After the analysis, the following number of bins are found significant:

sig.res <- apply(boot.res[,c('-1','1'),]>(N*p),c(1,3),any)
sum.sig.res <- cbind(colSums(sig.res),
                     colSums(treatment.table[boot.ind[rowSums(sig.res)>0],colnames(sig.res)]))

p.cells.sig.res <- lapply(colnames(sig.res),
                          function(cur.cl) {
                              x <- treatment.table[boot.ind,cur.cl]
                              return(sum(x[sig.res[,cur.cl]])/sum(x))
                            }
                          )
names(p.cells.sig.res) <- colnames(sig.res)
sum.sig.res <- cbind(sum.sig.res,
                     round(100*unlist(p.cells.sig.res),0))
colnames(sum.sig.res) <- c('Number of indices',
                           'Number of Significant cells',
                           'Percent Significant Cells')
kable(sum.sig.res)

Focusing on BCR/FcR-XL, which are the r sum(sig.res[,'BCR/FcR-XL']) indices that were found significant?

kable(treatment.table[boot.ind[sig.res[,'BCR/FcR-XL']],])

Compared to the unstimulated sample, cells are decreasing in 2 bins and increasing in a 3^rd^ one. Based on manual gating, what do these bins correspond to?

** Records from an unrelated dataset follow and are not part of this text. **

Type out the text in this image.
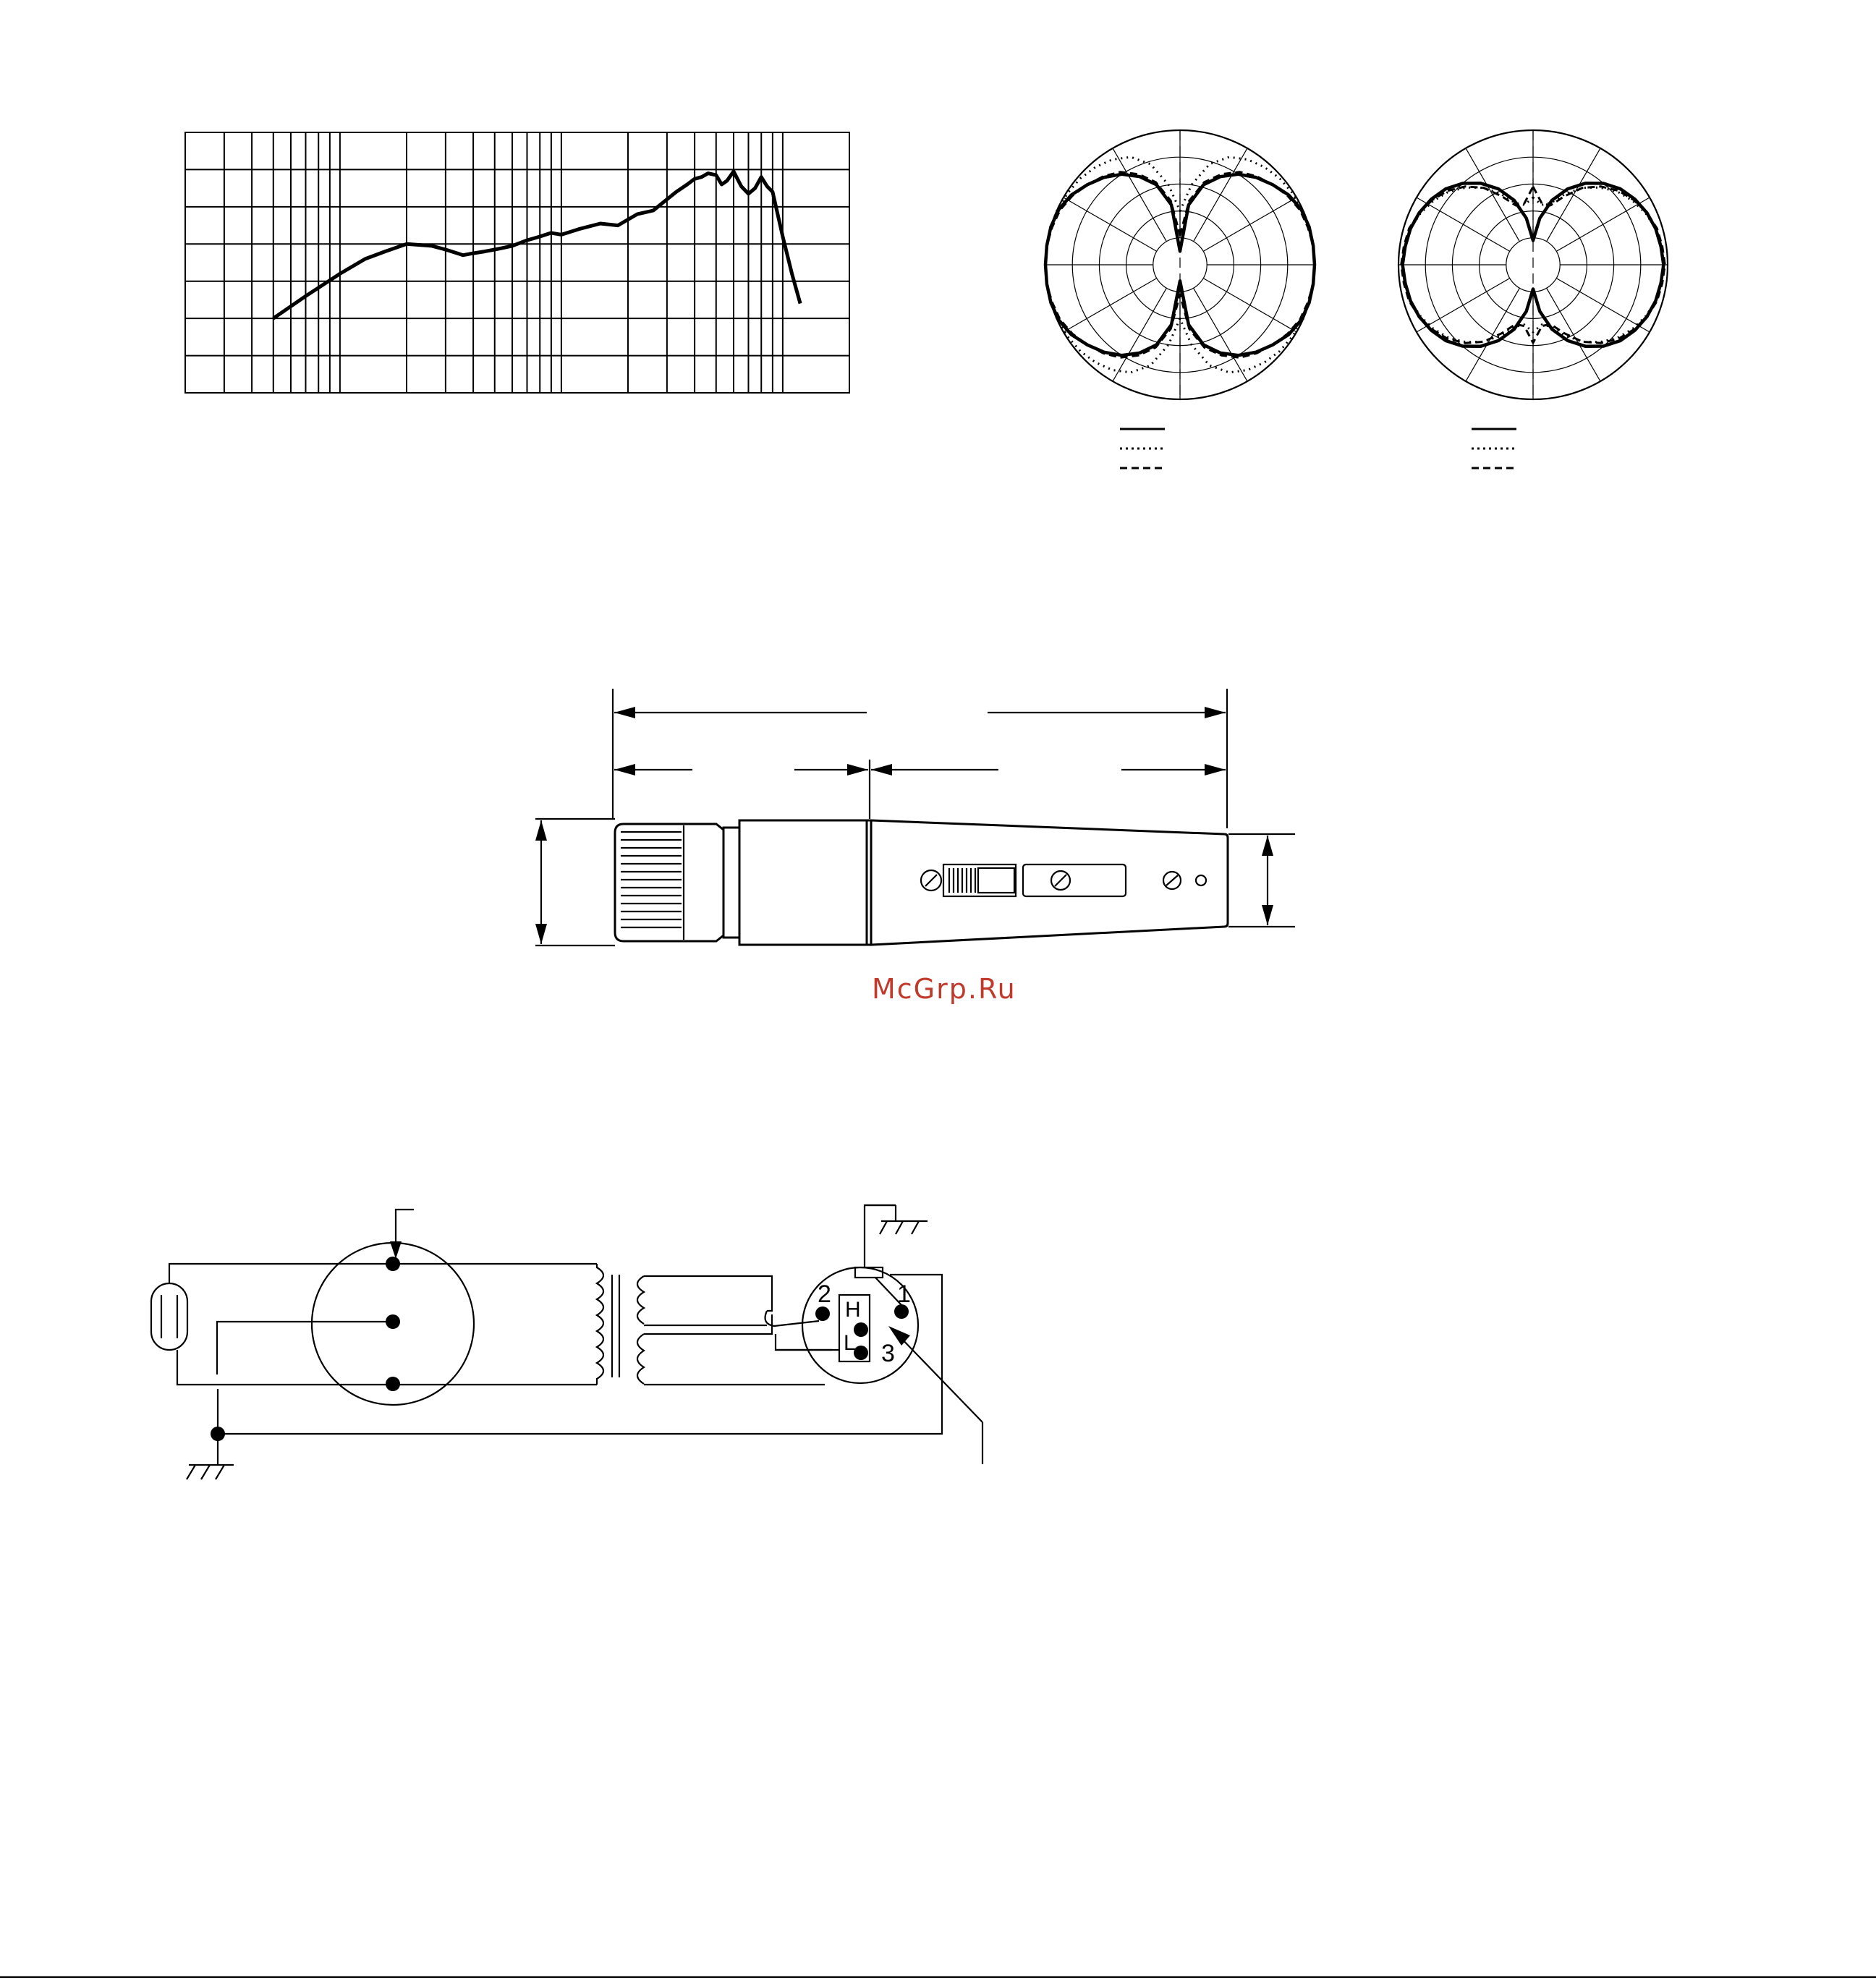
McGrp.Ru
2	1
3
H
L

cur.treatment <- 'BCR/FcR-XL'
sig.cells <- with(fullAnnots,table(droplevels(Cells[hc %in% boot.ind[sig.res[,cur.treatment]]])))
total.sig.cells <- with(fullAnnots,table(droplevels(Cells[Cells %in% names(sig.cells) &
                                                       hc %in% boot.ind])))
treatment.sig.cells <- with(fullAnnots,
                            table(droplevels(Cells[hc %in% boot.ind[sig.res[,cur.treatment]] &
                                                     Treatment==cur.treatment])))
treatment.total.cells <- with(fullAnnots,
                              table(droplevels(Cells[Cells %in% names(sig.cells) &
                                                       hc %in% boot.ind &
                                                       Treatment==cur.treatment])))
sum.sig.cells <- cbind(sig.cells,
                       total.sig.cells,
                       round(100*sig.cells/total.sig.cells),
                       treatment.sig.cells,
                       treatment.total.cells,
                       round(100*treatment.sig.cells/treatment.total.cells))

colnames(sum.sig.cells) <- c('Number of Significant Cells',
                             'Total number of Cells',
                             'Percent of Total',
                             paste('Number of Signigicant Cells in',cur.treatment),
                             paste('Number of Cells in',cur.treatment),
                             paste('Percent of',cur.treatment))
kable(sum.sig.cells)

All the cells that are found significant are B cells, and they represent a large fraction of all B cells in the r cur.treatment sample, even when only taking the bootstrapped indices into account.